Im Anschluss an diese Rechtsprechung ergibt sich für den vorliegenden Fall, dass die Mutter der Klägerin aus zwingenden persönlichen und rechtlichen Gründen nicht mehr die Möglichkeit hat, über ihre Wohnverhältnisse frei zu bestimmen, nachdem sie mit ihrem nichtehelichen Lebenspartner eine Wohnung bewohnt, die zu zwei Dritteln im Eigentum des Lebensgefährten und nur zu einem Drittel in ihrem Eigentum steht, und der Lebensgefährte eine Aufnahme der Klägerin ablehnt. Bei einer Bruchteilsgemeinschaft ergeben sich im Hinblick auf das Maß des Gebrauchs bereits Einschränkungen aus § 743 Abs. 2 BGB, wonach jeder Teilhaber zum Gebrauch des gemeinschaftlichen Gegenstandes nur insoweit befugt ist, als nicht der Mitgebrauch der übrigen Teilhaber beeinträchtigt wird. Insoweit weist die Klägerin zu Recht darauf hin, dass sich für den Lebensgefährten der Mutter als teilhabenden Mitbewohner durch die Aufnahme der Klägerin in die gemeinsame Wohnung räumliche Einschränkungen und vielfältigste Beeinträchtigungen persönlichster Art im häuslichen Bereich ergeben würden. Zwar steht nach § 745 Abs. 2 BGB jedem einzelnen Teilhaber ein Recht auf eine dem Interesse aller Teilhaber nach billigem Ermessen entsprechende Regelung der Verwaltung und Benutzung zu. Voraussetzung ist nur, dass es gerade einer solchen Regelung bedarf, wobei auch bestehende Beschlussregelungen einer Abänderung unterliegen, etwa bei nachträglicher Änderung der Verhältnisse (vgl. Münchner Komm. zum BGB, 3. Aufl., § 745 RdNr. 29). Gegenstand des Anspruchs ist nicht die Wahrung der Billigkeit schlechthin, sondern stets nur eine bestimmte, vom Teilhaber verlangte Regelung. Voraussetzung ist aber, dass die begehrte Regelung nach billigem Ermessen dem Interesse aller Teilhaber auch tatsächlich entspricht und sie weder durch Beschluss noch durch Vereinbarung zustande kommt und im übrigen die Grenze des § 745 Abs. 3 BGB gewahrt wird (vgl. Münchner Komm., a.a.O., RdNr. 31).

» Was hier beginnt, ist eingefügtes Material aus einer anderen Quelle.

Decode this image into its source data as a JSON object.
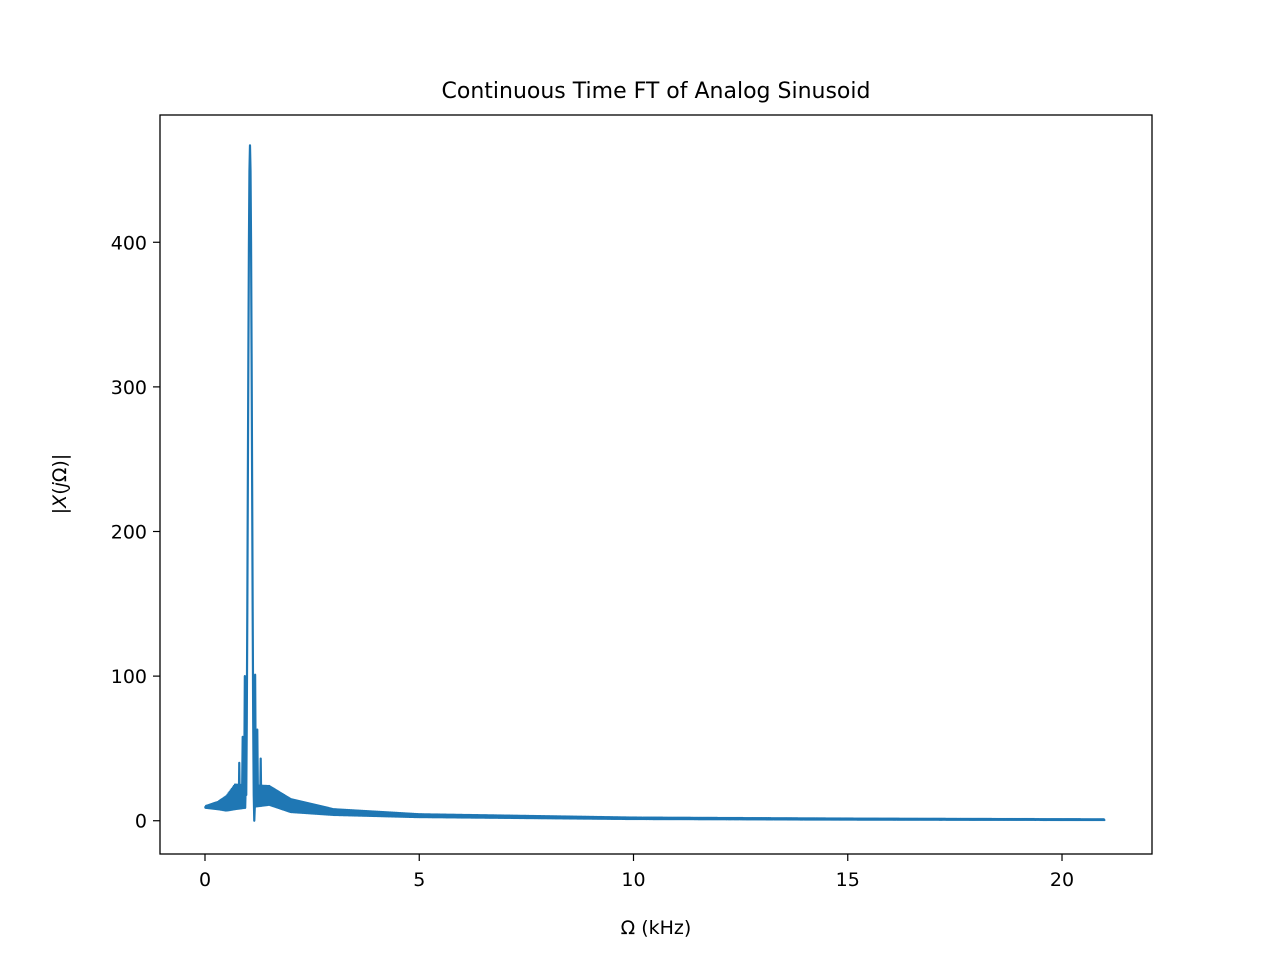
{
  "chart_data": {
    "type": "line",
    "title": "Continuous Time FT of Analog Sinusoid",
    "xlabel": "Ω (kHz)",
    "ylabel_parts": [
      "|",
      "X",
      "(",
      "j",
      "Ω)|"
    ],
    "xlim": [
      -1.05,
      22.1
    ],
    "ylim": [
      -23,
      488
    ],
    "xticks": [
      0,
      5,
      10,
      15,
      20
    ],
    "xtick_labels": [
      "0",
      "5",
      "10",
      "15",
      "20"
    ],
    "yticks": [
      0,
      100,
      200,
      300,
      400
    ],
    "ytick_labels": [
      "0",
      "100",
      "200",
      "300",
      "400"
    ],
    "grid": false,
    "series": [
      {
        "color": "#1f77b4",
        "x_range": [
          0,
          21
        ],
        "peak_x": 1.05,
        "peak_y": 467,
        "sidelobe_peaks": [
          [
            0.93,
            100
          ],
          [
            1.17,
            101
          ],
          [
            0.88,
            58
          ],
          [
            1.22,
            63
          ],
          [
            0.8,
            40
          ],
          [
            1.3,
            43
          ]
        ],
        "envelope": {
          "upper": [
            [
              0,
              10
            ],
            [
              0.3,
              13
            ],
            [
              0.5,
              17
            ],
            [
              0.7,
              25
            ],
            [
              1.5,
              24
            ],
            [
              2,
              15
            ],
            [
              3,
              8
            ],
            [
              5,
              4.5
            ],
            [
              10,
              2.2
            ],
            [
              15,
              1.5
            ],
            [
              21,
              1
            ]
          ],
          "lower": [
            [
              0,
              9
            ],
            [
              0.3,
              8
            ],
            [
              0.5,
              7
            ],
            [
              0.7,
              8
            ],
            [
              1.5,
              11
            ],
            [
              2,
              6
            ],
            [
              3,
              4
            ],
            [
              5,
              2.5
            ],
            [
              10,
              1.2
            ],
            [
              15,
              0.8
            ],
            [
              21,
              0.5
            ]
          ]
        }
      }
    ]
  }
}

Im Hinblick auf die Weigerung des Lebensgefährten der Mutter der Klägerin scheidet eine die Wiederaufnahme der Klägerin in die gemeinsame Wohnung beinhaltende Regelung durch Vereinbarung oder (Mehrheits-) Beschluss aus, denn gemäß § 745 Abs. 1 Satz 2 BGB ist die Stimmenmehrheit nach der Größe der Anteile zu berechnen. Der Mutter der Klägerin steht aber offensichtlich auch kein (gerichtlich durchsetzbarer) Anspruch auf eine entsprechende Regelung zu, weil nicht ersichtlich ist, inwiefern eine solche Regelung nach billigem Ermessen dem Interesse aller Teilhaber entsprechen könnte und zwar gerade im Hinblick darauf, dass ein früheres Zusammenwohnen der Klägerin mit ihrer Mutter und deren Lebenspartner zu erheblichen persönlichen Problemen insbesondere auch für die Klägerin geführt hat. Daraus ergibt sich, dass eine auf die erneute Aufnahme der Klägerin in die gemeinsame Wohnung gerichtete Regelung nach billigem Ermessen auch nicht dem Interesse der Mutter der Klägerin und deren Lebensgefährten als Teilhaber der Wohnung entsprechen kann und daher das Wohnen der Klägerin bei ihrer Mutter an diesem rechtlichen Hindernis scheitert.

Die Kostenentscheidung folgt aus §§ 154 Abs. 1, 188 Satz 2 VwGO.

Die Revision ist nicht zuzulassen, weil keiner der Gründe des § 132 Abs. 2 VwGO vorliegt.